Her graphic designs are influenced by her childhood: Peter Max, the Smurfs, Strawberry Shortcake, Bugs Bunny, comic books, Hello Kitty, video games, and pop culture in general. While designing she likes to listen mostly to oldies, many 1950s girl groups, Bill Withers, pre-1995 hip hop, disco, and punk rock. In 2007, Bombshell, The Life and Crimes of Claw Money by Claw Money was published by powerHouse Books.

== Claw & Co. ==
As of June 2014, Claw will be launching the debut line of Claw & Co. The collection remixes athletic staples with updated silhouettes and unique textiles, focusing on patterns.

=== Celebrity following ===
The clothing line Claw Money has a celebrity following that includes M.I.A. (artist), Kanye West, Kreayshawn, Nicki Minaj, Rihanna and Santigold.

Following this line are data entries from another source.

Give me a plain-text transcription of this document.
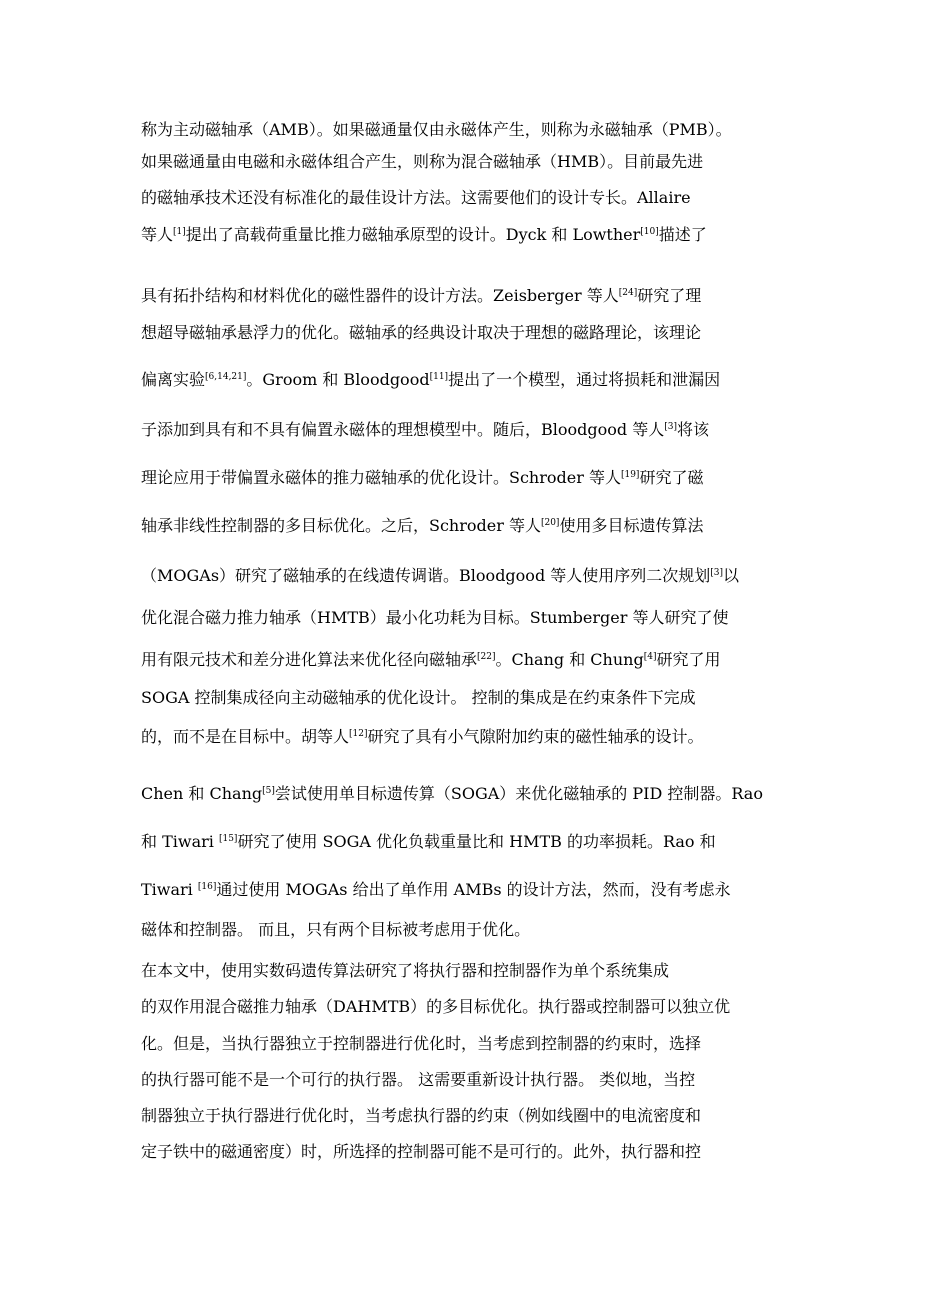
称为主动磁轴承（AMB）。如果磁通量仅由永磁体产生，则称为永磁轴承（PMB）。
如果磁通量由电磁和永磁体组合产生，则称为混合磁轴承（HMB）。目前最先进
的磁轴承技术还没有标准化的最佳设计方法。这需要他们的设计专长。Allaire
等人[1]提出了高载荷重量比推力磁轴承原型的设计。Dyck 和 Lowther[10]描述了
具有拓扑结构和材料优化的磁性器件的设计方法。Zeisberger 等人[24]研究了理
想超导磁轴承悬浮力的优化。磁轴承的经典设计取决于理想的磁路理论，该理论
偏离实验[6,14,21]。Groom 和 Bloodgood[11]提出了一个模型，通过将损耗和泄漏因
子添加到具有和不具有偏置永磁体的理想模型中。随后，Bloodgood 等人[3]将该
理论应用于带偏置永磁体的推力磁轴承的优化设计。Schroder 等人[19]研究了磁
轴承非线性控制器的多目标优化。之后，Schroder 等人[20]使用多目标遗传算法
（MOGAs）研究了磁轴承的在线遗传调谐。Bloodgood 等人使用序列二次规划[3]以
优化混合磁力推力轴承（HMTB）最小化功耗为目标。Stumberger 等人研究了使
用有限元技术和差分进化算法来优化径向磁轴承[22]。Chang 和 Chung[4]研究了用
SOGA 控制集成径向主动磁轴承的优化设计。 控制的集成是在约束条件下完成
的，而不是在目标中。胡等人[12]研究了具有小气隙附加约束的磁性轴承的设计。
Chen 和 Chang[5]尝试使用单目标遗传算（SOGA）来优化磁轴承的 PID 控制器。Rao
和 Tiwari [15]研究了使用 SOGA 优化负载重量比和 HMTB 的功率损耗。Rao 和
Tiwari [16]通过使用 MOGAs 给出了单作用 AMBs 的设计方法，然而，没有考虑永
磁体和控制器。 而且，只有两个目标被考虑用于优化。
在本文中，使用实数码遗传算法研究了将执行器和控制器作为单个系统集成
的双作用混合磁推力轴承（DAHMTB）的多目标优化。执行器或控制器可以独立优
化。但是，当执行器独立于控制器进行优化时，当考虑到控制器的约束时，选择
的执行器可能不是一个可行的执行器。 这需要重新设计执行器。 类似地，当控
制器独立于执行器进行优化时，当考虑执行器的约束（例如线圈中的电流密度和
定子铁中的磁通密度）时，所选择的控制器可能不是可行的。此外，执行器和控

She designed Britney Spears's clothing in Super Bowl XXXV. Her apparel can be found in retailers including Colette, Charlotte Ronson, Patricia Field, Fred Segal and the Standard Hotel's Oh WOW.

== Press ==
In 2012, she was the subject of the short documentary Claw by the digital channel WIGS. Doug Pray's graffiti documentary, "Infamy" from 2005 in part, is an homage to Claw. Her first book, Bombshell:The Life and Crimes of Claw Money was published in 2007 . Google is also putting the finishing touches on a short film about her that is going to launch its upcoming series on artists.